US 12,225,239 B2
	High-fidelity generative image compression
George Dan Toderici, Mountain View, CA (US); Fabian Julius Mentzer, Zürich (CH); Eirikur Thor Agustsson, Zürich (CH); and Michael Tobias Tschannen, Zürich (CH)
Assigned to Google LLC, Mountain View, CA (US)
Filed by Google LLC, Mountain View, CA (US)
Filed on Aug. 25, 2023, as Appl. No. 18/238,068.
Application 18/238,068 is a continuation of application No. 17/107,684, filed on Nov. 30, 2020, granted, now 11,750,848.
Prior Publication US 2024/0107079 A1, Mar. 28, 2024
This patent is subject to a terminal disclaimer.
Int. Cl. G06V 10/00 (2022.01); G06N 3/045 (2023.01); G06N 3/088 (2023.01); H04N 19/124 (2014.01); H04N 19/154 (2014.01); H04N 19/91 (2014.01)

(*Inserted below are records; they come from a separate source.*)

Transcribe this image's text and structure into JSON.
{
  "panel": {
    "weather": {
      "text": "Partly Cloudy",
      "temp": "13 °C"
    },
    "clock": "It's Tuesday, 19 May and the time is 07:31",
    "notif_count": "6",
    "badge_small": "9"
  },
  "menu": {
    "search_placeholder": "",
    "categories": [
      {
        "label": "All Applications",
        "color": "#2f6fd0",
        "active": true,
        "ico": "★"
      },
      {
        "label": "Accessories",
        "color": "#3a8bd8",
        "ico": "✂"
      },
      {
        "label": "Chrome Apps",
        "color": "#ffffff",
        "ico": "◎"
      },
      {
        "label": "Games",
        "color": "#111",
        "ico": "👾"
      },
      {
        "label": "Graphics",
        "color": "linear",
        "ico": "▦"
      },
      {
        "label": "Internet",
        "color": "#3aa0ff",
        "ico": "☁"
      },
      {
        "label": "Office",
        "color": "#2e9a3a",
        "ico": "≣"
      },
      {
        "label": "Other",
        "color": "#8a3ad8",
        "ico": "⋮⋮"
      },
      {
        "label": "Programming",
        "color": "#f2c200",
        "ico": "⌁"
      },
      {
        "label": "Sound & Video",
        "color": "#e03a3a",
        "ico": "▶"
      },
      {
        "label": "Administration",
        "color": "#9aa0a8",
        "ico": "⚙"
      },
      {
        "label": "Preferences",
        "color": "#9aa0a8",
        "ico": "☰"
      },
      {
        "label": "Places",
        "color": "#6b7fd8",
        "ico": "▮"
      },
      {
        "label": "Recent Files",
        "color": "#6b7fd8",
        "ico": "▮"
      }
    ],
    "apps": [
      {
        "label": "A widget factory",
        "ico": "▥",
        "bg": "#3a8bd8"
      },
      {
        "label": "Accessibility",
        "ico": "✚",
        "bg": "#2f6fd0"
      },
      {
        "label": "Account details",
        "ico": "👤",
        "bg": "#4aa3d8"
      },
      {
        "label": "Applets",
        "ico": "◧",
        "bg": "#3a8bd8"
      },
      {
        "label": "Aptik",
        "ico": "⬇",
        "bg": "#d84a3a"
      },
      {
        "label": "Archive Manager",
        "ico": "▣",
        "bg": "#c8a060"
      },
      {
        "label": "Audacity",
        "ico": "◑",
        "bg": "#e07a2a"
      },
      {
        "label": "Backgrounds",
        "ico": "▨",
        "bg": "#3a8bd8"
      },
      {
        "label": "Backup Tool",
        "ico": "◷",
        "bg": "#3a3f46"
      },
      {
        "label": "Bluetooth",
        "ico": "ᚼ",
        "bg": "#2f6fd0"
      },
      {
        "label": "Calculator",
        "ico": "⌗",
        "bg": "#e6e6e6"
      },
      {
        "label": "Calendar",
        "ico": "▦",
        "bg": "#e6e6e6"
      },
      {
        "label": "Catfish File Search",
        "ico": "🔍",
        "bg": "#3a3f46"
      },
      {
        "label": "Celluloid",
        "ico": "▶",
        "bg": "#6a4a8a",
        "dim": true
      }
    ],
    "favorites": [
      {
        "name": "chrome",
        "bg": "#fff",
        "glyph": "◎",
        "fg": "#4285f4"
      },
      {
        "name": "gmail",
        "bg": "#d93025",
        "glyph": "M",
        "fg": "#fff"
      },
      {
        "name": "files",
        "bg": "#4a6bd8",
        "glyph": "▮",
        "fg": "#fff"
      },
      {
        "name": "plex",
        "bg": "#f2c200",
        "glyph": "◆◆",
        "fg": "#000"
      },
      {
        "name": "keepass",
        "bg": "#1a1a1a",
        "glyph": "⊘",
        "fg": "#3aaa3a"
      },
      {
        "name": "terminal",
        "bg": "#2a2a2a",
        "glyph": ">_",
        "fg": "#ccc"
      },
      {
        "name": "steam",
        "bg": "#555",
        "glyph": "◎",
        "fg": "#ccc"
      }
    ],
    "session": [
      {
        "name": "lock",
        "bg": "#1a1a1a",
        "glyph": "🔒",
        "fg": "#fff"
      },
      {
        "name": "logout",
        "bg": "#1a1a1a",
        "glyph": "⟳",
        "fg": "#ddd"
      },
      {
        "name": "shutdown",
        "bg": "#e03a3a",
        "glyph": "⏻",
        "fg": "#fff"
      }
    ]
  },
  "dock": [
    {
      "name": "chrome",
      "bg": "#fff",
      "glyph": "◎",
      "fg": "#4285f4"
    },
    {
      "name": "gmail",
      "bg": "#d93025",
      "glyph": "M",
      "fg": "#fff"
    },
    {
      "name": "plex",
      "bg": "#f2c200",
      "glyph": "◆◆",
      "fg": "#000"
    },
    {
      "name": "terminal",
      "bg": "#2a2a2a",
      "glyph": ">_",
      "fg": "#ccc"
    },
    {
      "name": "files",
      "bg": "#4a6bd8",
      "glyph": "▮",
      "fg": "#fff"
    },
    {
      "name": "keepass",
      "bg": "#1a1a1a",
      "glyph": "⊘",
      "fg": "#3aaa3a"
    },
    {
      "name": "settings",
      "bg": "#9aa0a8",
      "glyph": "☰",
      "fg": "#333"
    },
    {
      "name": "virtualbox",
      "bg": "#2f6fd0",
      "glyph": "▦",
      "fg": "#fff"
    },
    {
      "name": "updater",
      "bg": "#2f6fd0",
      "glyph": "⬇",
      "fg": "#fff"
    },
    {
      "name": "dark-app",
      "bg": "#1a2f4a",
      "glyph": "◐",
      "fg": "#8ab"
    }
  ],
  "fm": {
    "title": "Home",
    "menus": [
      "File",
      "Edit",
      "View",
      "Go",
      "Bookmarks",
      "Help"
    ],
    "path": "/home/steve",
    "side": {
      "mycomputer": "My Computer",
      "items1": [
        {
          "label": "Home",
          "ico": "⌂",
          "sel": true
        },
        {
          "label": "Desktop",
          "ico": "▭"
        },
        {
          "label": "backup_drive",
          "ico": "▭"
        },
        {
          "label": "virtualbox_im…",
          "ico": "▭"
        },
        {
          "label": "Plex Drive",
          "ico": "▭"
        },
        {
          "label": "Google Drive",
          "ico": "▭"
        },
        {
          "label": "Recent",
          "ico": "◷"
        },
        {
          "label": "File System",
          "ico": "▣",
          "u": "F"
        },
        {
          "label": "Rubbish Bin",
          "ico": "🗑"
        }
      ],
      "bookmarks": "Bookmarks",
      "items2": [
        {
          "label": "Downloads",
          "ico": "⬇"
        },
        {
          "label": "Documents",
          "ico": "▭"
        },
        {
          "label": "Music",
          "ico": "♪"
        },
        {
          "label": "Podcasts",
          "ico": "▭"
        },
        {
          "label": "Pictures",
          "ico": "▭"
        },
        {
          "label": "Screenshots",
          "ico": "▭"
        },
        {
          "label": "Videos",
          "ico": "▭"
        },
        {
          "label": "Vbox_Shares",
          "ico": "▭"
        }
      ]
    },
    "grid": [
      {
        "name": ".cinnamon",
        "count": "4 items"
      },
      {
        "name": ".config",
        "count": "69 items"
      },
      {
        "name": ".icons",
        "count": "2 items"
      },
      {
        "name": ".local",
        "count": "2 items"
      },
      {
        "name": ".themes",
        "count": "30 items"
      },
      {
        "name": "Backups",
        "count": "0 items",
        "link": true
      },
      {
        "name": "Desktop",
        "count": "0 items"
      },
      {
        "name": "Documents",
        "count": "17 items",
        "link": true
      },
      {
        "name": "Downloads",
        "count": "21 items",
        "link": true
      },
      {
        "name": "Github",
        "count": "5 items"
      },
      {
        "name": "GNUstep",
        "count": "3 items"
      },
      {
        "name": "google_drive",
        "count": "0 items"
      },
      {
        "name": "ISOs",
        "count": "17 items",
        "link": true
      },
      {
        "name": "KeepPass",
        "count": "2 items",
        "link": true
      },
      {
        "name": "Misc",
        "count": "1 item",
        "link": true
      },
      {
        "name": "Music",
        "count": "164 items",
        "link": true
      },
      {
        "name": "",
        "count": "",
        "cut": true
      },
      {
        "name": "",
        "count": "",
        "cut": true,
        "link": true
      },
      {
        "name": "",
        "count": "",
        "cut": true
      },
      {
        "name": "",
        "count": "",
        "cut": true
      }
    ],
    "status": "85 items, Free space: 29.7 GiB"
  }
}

CPC H04N 19/91 (2014.11) [G06N 3/045 (2023.01); G06N 3/088 (2013.01); H04N 19/124 (2014.11); H04N 19/154 (2014.11)]

20 Claims

1. A method performed by one or more computers for training an encoder neural network configured to receive a data item and to process the data item in accordance with current values of a plurality of encoder network parameters to output a compressed representation of the data item, wherein the training comprises, receiving a plurality of training data items, and, for each training data item:

processing the training data item using the encoder neural network to generate a latent representation of the training data item;

generating a compressed representation of the training data item from the latent representation of the training data item;

processing the compressed representation using a decoder neural network to generate a reconstruction of the training data item;

processing the reconstruction of the training data item using a discriminator neural network to generate a discriminator network output that specifies a discriminator's classification of the reconstruction of the training data item;

evaluating a first loss function that depends on (ii) a reconstruction term measuring a quality of the reconstruction, and (iii) a discriminator term measuring a difference between the discriminator's classification of the reconstruction of the training data item and a ground truth classification of the training data item; and

determining an update to the current values of the encoder network parameters based on determining a gradient with respect to the encoder network parameters of the first loss function.